My friend and I went to see the French-language film Amour – which translates to “Love” in English, obvi – Friday night. Because, Oscars. And the poster makes it look like we’re dealing with the ultimately redemptive power of love in a time of sickness and old age. SCORE
Well, this isn’t The Notebook friends. Amour has the old-age part, but not the redemptive-power-of-love theme. The film – directed and penned by the very Austrian Michael Haneke (The White Ribbon, The Piano Teacher) – tells the story of the lives of a retired Parisian couple after the wife suffers a stroke. She has an aversion to hospitals, and after an unsuccessful operation to clear the blocked artery that caused her stroke, she asks her husband to take care of her from then on only in their home. Having little contact with the outside world, the couple is forced to turn to and look at only one another and how they have lived their relationship.
Our protagonist husband, ever dutiful, is the shaky rock (is that possible?) for his wife as her health declines. Sometimes she is mopey and demanding. Other times, she seems content just to be with him. They read together. They reminisce. She learns new things about him, perhaps listening to him for the first time. Over the course of the film, her right side succumbs to paralysis and she suffers another stroke that leaves her bedridden. One remarkable scene ends with our husband slapping his wife out of frustration when she won’t drink the water he must feed her. The film ends with her death, which has its own implications.
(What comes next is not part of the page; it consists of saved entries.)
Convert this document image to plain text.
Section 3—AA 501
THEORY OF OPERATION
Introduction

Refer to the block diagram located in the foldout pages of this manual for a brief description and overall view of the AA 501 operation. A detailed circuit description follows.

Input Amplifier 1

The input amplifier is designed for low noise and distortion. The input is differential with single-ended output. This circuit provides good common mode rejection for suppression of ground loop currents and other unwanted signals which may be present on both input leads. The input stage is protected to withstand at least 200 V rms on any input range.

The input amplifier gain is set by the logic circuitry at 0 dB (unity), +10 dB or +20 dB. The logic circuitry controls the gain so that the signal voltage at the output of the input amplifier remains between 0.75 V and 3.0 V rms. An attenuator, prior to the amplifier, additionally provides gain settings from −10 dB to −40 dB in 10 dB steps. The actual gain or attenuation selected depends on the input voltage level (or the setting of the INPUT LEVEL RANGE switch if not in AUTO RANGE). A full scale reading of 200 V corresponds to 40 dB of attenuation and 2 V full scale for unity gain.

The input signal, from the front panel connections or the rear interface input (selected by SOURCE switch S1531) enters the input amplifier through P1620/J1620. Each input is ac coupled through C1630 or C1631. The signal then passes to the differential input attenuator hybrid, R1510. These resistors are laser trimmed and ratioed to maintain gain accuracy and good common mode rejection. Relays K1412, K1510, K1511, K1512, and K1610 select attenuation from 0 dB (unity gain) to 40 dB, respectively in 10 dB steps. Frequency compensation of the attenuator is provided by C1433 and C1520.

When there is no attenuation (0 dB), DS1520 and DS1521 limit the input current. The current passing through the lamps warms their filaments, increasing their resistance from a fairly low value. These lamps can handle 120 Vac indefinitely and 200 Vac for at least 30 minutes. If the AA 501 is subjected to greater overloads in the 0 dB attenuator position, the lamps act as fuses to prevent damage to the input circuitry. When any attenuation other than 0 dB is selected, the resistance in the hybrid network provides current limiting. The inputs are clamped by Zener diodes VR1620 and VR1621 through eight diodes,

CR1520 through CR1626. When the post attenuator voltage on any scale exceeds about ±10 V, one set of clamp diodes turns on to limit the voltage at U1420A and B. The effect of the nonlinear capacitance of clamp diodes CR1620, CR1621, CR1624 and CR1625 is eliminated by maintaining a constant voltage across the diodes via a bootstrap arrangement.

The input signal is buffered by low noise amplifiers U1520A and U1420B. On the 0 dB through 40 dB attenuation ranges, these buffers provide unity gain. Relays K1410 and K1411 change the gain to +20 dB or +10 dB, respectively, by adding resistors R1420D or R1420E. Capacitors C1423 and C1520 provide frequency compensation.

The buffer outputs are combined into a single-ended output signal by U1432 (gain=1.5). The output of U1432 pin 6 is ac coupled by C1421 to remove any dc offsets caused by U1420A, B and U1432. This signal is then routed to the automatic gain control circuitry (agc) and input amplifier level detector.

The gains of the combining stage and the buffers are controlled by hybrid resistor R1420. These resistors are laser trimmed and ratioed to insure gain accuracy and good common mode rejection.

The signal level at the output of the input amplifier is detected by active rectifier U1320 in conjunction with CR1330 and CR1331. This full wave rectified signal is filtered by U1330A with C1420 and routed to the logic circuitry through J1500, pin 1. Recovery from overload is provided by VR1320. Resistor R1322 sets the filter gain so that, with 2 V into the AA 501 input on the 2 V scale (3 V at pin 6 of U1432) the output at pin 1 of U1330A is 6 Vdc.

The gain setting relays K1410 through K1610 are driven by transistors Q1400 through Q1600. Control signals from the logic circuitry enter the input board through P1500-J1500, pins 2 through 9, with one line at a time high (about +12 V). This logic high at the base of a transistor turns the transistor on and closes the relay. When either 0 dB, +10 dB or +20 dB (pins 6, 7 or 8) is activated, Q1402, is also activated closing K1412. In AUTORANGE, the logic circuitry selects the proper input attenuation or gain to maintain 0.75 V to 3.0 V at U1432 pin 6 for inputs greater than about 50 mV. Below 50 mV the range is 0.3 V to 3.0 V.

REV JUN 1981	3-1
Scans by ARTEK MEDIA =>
Amour was jarring, uncomfortable, minimalistic. It had no score and no music aside from that which was a part of the actual story. The most thought-provoking aspect of Amour, for me, was the idea that love perhaps doesn’t have its own definition; it is instead an amalgam of things – at times confusion, dependency, despondency, intimacy, friendship, devotion. It cannot be defined itself, but only analyzed moment-by-moment for us to have any grasp of it. Could it even be reduced to being a “habit?”
And what of death in Amour? Perhaps it is human nature that will have us believe we are dead the moment we are diagnosed with a terminal illness or sick. But our immobilized, “dying” wife is still very much alive while lying in bed – capable of fear, contentment, frustration, the ability to feel physical pain and to continue to interact with her husband. Haneke seems to be saying that the quality of our lives can deteriorate, but our lives can still change up until the moment we take our last breath.
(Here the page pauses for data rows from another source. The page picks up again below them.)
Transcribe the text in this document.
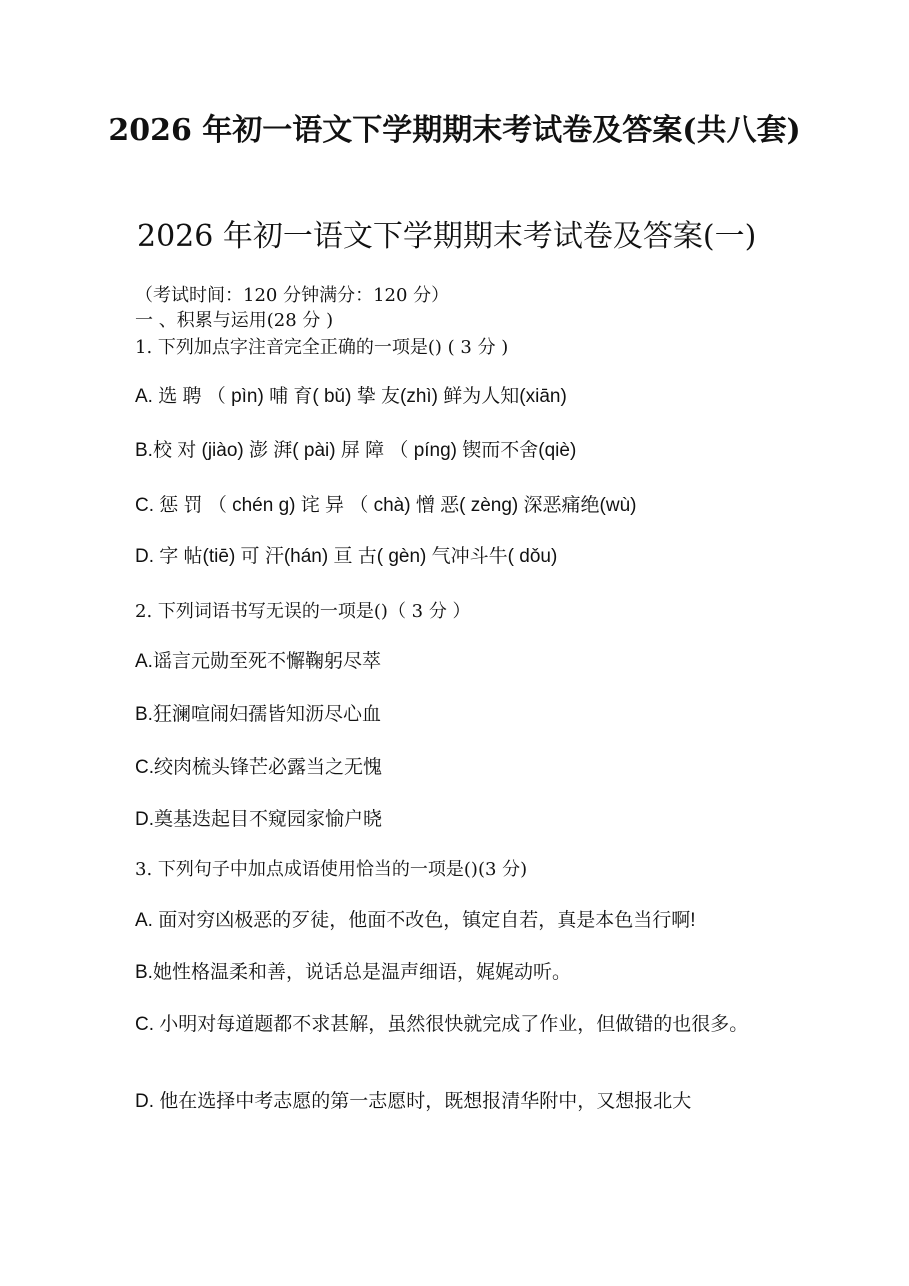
2026 年初一语文下学期期末考试卷及答案(共八套)
2026 年初一语文下学期期末考试卷及答案(一)
（考试时间：120 分钟满分：120 分）
一 、积累与运用(28 分 )
1. 下列加点字注音完全正确的一项是() ( 3 分 )
A. 选 聘 （ pìn) 哺 育( bǔ) 挚 友(zhì) 鲜为人知(xiān)
B.校 对 (jiào) 澎 湃( pài) 屏 障 （ píng) 锲而不舍(qiè)
C. 惩 罚 （ chén g) 诧 异 （ chà) 憎 恶( zèng) 深恶痛绝(wù)
D. 字 帖(tiē) 可 汗(hán) 亘 古( gèn) 气冲斗牛( dǒu)
2. 下列词语书写无误的一项是()（ 3 分 ）
A.谣言元勋至死不懈鞠躬尽萃
B.狂澜喧闹妇孺皆知沥尽心血
C.绞肉梳头锋芒必露当之无愧
D.奠基迭起目不窥园家愉户晓
3. 下列句子中加点成语使用恰当的一项是()(3 分)
A. 面对穷凶极恶的歹徒，他面不改色，镇定自若，真是本色当行啊!
B.她性格温柔和善，说话总是温声细语，娓娓动听。
C. 小明对每道题都不求甚解，虽然很快就完成了作业，但做错的也很多。
D. 他在选择中考志愿的第一志愿时，既想报清华附中，又想报北大
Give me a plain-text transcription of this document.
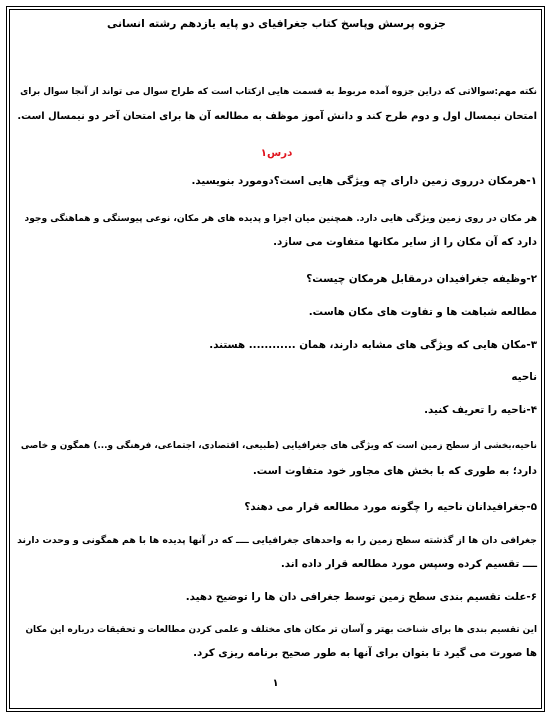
جزوه پرسش وپاسخ کتاب جغرافیای دو پایه یازدهم رشته انسانی

نکته مهم:سوالاتی که دراین جزوه آمده مربوط به قسمت هایی ازکتاب است که طراح سوال می تواند از آنجا سوال برای

امتحان نیمسال اول و دوم طرح کند و دانش آموز موظف به مطالعه آن ها برای امتحان آخر دو نیمسال است.

درس۱

۱-هرمکان درروی زمین دارای چه ویژگی هایی است؟دومورد بنویسید.

هر مکان در روی زمین ویژگی هایی دارد. همچنین میان اجزا و پدیده های هر مکان، نوعی پیوستگی و هماهنگی وجود

دارد که آن مکان را از سایر مکانها متفاوت می سازد.

۲-وظیفه جغرافیدان درمقابل هرمکان چیست؟

مطالعه شباهت ها و تفاوت های مکان هاست.

۳-مکان هایی که ویژگی های مشابه دارند، همان ............ هستند.

ناحیه

۴-ناحیه را تعریف کنید.

ناحیه،بخشی از سطح زمین است که ویژگی های جغرافیایی (طبیعی، اقتصادی، اجتماعی، فرهنگی و...) همگون و خاصی

دارد؛ به طوری که با بخش های مجاور خود متفاوت است.

۵-جغرافیدانان ناحیه را چگونه مورد مطالعه قرار می دهند؟

جغرافی دان ها از گذشته سطح زمین را به واحدهای جغرافیایی ــــ که در آنها پدیده ها با هم همگونی و وحدت دارند

ــــ تقسیم کرده وسپس مورد مطالعه قرار داده اند.

۶-علت تقسیم بندی سطح زمین توسط جغرافی دان ها را توضیح دهید.

این تقسیم بندی ها برای شناخت بهتر و آسان تر مکان های مختلف و علمی کردن مطالعات و تحقیقات درباره این مکان

ها صورت می گیرد تا بتوان برای آنها به طور صحیح برنامه ریزی کرد.

۱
It’s a brave and purposeful move to title a film Amour. Your audience comes to you with preconceived, idealistic notions. Haneke – himself an aging, married artist – is ready to break you of those notions, however uncomfortable you may be, and considering I’m still thinking about the effed-up movie two days later, he succeeded.
Verdict: A well-done film. Not for everyone. Thought-provoking, depressing and European. Some could see it as hopeful; its sparseness and characterization were too gritty for me to want to label it optimistic.